Sorrow for sin is a “heavenly gift.” Pope Benedict said the same thing in an off-the-cuff homily on April 15: “penance is a grace. There is a tendency in exegesis that says: In Galilee Jesus announced a grace without conditions, absolutely unconditional, so also without penance, pure grace, without human preconditions. But this is a false interpretation of grace. Penance is grace; it is a grace that we recognize our sin, it is a grace to know that we need renewal, change, of a transformation of our being. Penance, to be able to do penance, is a gift of grace.“
This is very true, and it is part of the Gospel, the good news; it is a truth that the world denies. The world knows only punishment for what it considers wrongdoing--which may or may not involve actual evil, although quite often, they are spot on. (Just not often enough!) So repentance is a grace. ("Peace I give you. Not as the world gives, do I give to you...")
Pope Benedict continues: “And I must say that we Christians, even in recent times, we have often avoided the word penance, it seemed too harsh to us. Now, under the attacks of the world that speaks to us of our sins, we see that being able to do penance is a grace. And we see that it is necessary to do penance, that is, recognize what is wrong in our life, to open up to purification, to transformation, this pain is grace, because it is renewal, it is the work of divine mercy. And thus these 2 things that St. Peter says -- penitence and forgiveness -- correspond to the beginning of Jesus' preaching: "metanoeite," that is, convert (cf. Mark 1:15). This is the fundamental point, then: "metanoia" is not a private thing, that could be substituted by grace; "metanoia" is rather the arrival of the grace that transforms us....In...this 'transformation' that penance gives, in this conversion, in this new way of life, we find life, true life. “
So there is a movement toward something new: not sitting on the dung-hill of regret, but a work of transformation in progress. St. Paul said, “Do you not realize that God's mercy is directed to your repentance?” And Jesus reproached the towns where he worked most of his “mighty deeds” because of “their failure to repent.”
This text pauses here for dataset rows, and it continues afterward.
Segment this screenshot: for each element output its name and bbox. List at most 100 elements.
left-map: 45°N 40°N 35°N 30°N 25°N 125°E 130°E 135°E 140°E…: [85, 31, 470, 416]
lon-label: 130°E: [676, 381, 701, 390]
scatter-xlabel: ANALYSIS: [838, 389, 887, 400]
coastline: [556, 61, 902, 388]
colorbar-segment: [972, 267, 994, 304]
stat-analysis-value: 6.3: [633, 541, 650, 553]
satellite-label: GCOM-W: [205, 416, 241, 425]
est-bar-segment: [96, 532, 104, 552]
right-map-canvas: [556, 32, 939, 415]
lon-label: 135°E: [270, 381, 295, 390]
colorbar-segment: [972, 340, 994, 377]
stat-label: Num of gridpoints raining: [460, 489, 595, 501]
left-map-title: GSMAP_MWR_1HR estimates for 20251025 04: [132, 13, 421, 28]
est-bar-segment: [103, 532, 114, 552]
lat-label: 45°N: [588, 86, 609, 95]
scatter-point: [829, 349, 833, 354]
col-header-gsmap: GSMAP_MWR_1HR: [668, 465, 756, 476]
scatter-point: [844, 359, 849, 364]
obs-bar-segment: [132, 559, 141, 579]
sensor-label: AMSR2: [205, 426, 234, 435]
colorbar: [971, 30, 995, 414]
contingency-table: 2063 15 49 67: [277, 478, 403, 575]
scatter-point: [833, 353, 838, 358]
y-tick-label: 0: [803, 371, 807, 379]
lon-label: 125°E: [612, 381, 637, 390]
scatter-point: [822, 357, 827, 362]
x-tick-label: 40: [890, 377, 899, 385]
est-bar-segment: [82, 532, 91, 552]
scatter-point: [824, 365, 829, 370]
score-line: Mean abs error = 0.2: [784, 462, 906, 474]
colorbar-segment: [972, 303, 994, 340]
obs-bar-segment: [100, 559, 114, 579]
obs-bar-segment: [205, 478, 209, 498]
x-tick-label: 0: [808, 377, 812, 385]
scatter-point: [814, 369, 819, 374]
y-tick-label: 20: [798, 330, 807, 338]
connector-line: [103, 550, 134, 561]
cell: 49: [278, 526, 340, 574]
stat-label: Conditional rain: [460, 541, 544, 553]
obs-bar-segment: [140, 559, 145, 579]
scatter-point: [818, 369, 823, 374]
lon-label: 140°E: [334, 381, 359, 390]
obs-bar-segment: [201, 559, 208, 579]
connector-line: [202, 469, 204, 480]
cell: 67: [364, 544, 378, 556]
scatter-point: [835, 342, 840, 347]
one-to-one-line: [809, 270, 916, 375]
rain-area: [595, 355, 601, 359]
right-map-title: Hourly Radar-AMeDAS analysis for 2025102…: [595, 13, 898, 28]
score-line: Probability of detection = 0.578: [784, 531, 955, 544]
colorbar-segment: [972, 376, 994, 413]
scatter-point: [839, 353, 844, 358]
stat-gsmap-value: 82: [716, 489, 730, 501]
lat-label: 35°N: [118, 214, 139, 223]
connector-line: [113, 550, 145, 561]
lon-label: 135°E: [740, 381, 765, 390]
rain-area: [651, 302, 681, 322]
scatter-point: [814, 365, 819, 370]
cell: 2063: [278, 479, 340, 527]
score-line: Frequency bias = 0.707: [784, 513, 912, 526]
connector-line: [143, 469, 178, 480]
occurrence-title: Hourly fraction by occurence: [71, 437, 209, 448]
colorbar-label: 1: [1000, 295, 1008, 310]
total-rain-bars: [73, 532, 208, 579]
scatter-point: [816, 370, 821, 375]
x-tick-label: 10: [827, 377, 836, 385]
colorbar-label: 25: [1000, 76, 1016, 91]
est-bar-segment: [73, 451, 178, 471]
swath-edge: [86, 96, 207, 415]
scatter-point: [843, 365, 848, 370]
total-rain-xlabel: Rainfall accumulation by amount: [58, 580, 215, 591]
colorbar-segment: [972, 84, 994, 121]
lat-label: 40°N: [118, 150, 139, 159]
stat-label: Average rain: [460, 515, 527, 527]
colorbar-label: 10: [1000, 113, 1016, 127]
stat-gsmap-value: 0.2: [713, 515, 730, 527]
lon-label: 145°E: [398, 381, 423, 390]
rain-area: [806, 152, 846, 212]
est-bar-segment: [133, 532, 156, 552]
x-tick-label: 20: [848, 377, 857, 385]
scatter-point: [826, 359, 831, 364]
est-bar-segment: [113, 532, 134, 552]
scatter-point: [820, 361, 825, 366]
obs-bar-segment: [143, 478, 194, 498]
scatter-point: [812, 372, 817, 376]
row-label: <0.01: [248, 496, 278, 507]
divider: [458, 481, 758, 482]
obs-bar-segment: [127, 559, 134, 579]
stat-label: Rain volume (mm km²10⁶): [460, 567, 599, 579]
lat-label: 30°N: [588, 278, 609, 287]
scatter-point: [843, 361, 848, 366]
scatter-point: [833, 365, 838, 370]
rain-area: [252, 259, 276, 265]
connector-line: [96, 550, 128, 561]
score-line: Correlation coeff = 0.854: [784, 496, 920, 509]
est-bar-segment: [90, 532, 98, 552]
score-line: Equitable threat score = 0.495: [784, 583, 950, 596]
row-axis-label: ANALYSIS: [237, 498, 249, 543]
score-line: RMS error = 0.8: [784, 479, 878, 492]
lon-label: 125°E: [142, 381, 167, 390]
The “convicted” heart is an enlightened heart. And to “live in continual conversion” it must remain accessible to the light coming from the tabernacle, penetrable to the light. If you want to be enlightened, you cannot stay in the shade, protecting yourself with all sorts of strategies, like spiritual sunscreen.
“I feel convicted!” Because the truth will set you free. That's what an encounter with a living word does: convicts, but does not condemn. Convicts in a life-giving way: it gives a life sentence (in the literal sense!).